Moffat County facing fate of the changing West


CRAIG —This tiny town was built on mining the rolling hills of northwest Colorado that surround it for coal and burning it to make electricity. Now, the community feels both its economic pillars under attack.

The Colowyo coal mine is facing a federal court ruling on its environmental assessment some fear could close the mine.

“Everyone is worried,” said mine worker Nick Davis, 32. “It is pretty tense out at the mine.”

Coal regions from Welch, W.Va., to Colorado’s North Fork Valley — where 500 mining jobs were lost in the last two years — are struggling.

But on top of the mine worries, Craig Station, the local coal-fired power plant, is facing new — and expensive — pollution rules, and surrounding Moffat County has been swept up in federal plans to preserve habitat for the dwindling sage grouse.

And so this community of not quite 9,000 — where a deer wandering downtown can cause a traffic jam near the Cowboy and Gunfighter Museum — finds itself at the intersection of big federal policies and rural America.

“If you were to draw a bull’s-eye in the West where everything is converging, it is Moffat County,” county commissioner Chuck Grobe said.

In July, the Moffat County commissioners are heading to Washington to meet with representatives of the White House’s Office of Management and Budget.

The meeting was arranged by Colorado Democratic Sen.

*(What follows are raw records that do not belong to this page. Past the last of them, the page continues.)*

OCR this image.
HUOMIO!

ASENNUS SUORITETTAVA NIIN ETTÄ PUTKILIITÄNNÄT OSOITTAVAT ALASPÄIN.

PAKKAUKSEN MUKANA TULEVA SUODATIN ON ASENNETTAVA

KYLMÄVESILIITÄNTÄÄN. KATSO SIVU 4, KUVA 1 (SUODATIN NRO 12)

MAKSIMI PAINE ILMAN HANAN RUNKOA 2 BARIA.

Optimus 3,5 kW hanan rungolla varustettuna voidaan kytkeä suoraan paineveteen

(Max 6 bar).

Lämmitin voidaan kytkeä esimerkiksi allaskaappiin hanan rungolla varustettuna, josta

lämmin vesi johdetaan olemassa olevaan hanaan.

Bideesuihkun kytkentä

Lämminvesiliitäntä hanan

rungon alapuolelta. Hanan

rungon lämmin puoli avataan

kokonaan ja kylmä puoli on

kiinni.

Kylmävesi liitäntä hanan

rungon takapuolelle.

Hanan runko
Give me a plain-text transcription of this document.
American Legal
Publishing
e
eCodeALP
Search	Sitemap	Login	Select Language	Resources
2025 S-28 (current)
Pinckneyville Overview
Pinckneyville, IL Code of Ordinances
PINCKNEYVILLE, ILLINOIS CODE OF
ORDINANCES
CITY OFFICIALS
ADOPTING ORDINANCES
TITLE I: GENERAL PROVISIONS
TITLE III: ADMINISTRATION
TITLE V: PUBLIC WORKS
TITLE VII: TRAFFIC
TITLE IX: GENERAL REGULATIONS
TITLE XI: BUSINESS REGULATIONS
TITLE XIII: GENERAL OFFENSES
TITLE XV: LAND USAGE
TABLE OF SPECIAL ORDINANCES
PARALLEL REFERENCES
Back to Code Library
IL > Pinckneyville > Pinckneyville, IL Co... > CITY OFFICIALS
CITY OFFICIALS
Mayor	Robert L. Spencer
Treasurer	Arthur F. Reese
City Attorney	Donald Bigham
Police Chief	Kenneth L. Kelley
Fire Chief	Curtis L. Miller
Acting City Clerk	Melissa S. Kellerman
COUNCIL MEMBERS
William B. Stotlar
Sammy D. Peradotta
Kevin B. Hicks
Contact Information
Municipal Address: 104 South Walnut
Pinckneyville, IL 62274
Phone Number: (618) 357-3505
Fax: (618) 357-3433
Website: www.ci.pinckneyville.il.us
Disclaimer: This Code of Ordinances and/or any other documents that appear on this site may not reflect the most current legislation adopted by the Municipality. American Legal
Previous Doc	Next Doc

Michael Bennet.

“We want to represent fly-over country,” said John Kinkaid, the county commissioner who sought the meeting. “It’s been like playing whack-a-mole with the federal government.”

In the last four years, as the coal market has softened, jobs in the three area coal mines have dwindled to 642 from 852.

Assessed real estate values for the county dropped 8 percent to $510 million between 2009 and 2014, during the same period the county lost 1,000 residents.

And yet in the midst of this sometimes panic-inducing uncertainty, Craig’s leaders are looking for an alternative path.

“It’s a big wake-up call,” said Jay Oxley, owner of TLC Carpet One and president of the Craig-Moffat County Economic Development Partnership.

In April, Oxley and other local officials attended a “coal-reliant communities” workshop. “We aren’t as bad off as some of these communities that have lost thousands of jobs overnight,” Oxley said.

“We’ve been trying for years to diversify the economy, but the attitude has been ‘This is the way it always was,’ ” Oxley said. ” I think the county and city now understand.”

Craig is the Elk Hunting Capital of the World — it’s been trademarked — and Oxley said one element of the emerging strategic plan is to lure more outdoor businesses.

“But if the mine were to shut down, it would be totally devastating,” Oxley said. “I don’t think we could recover.”

The backbone of the town

In the late 1970s, Tri-State Generation and Transmission Association, which supplies electricity to rural electric cooperatives, built Craig Station, the second-biggest coal-fired power plant in Colorado.

Coal and power became the bedrock of the economy, with the three Craig units going online between 1979 and 1984.

Three-quarters of the assessed value in the county is the power plant; and coal, oil and gas operations, county assessor Chuck Cobb said.

Mining jobs pay $1,528 a week on average, 72 percent higher than the average Moffat County job at $890, according to Yampa Valley Data Partners, a regional non-profit analysis group.

“Growing up around here, what you aspired to is working in the mine or the power plant if you wanted to take care of your family,” said Davis, who started working at Colowyo seven years ago.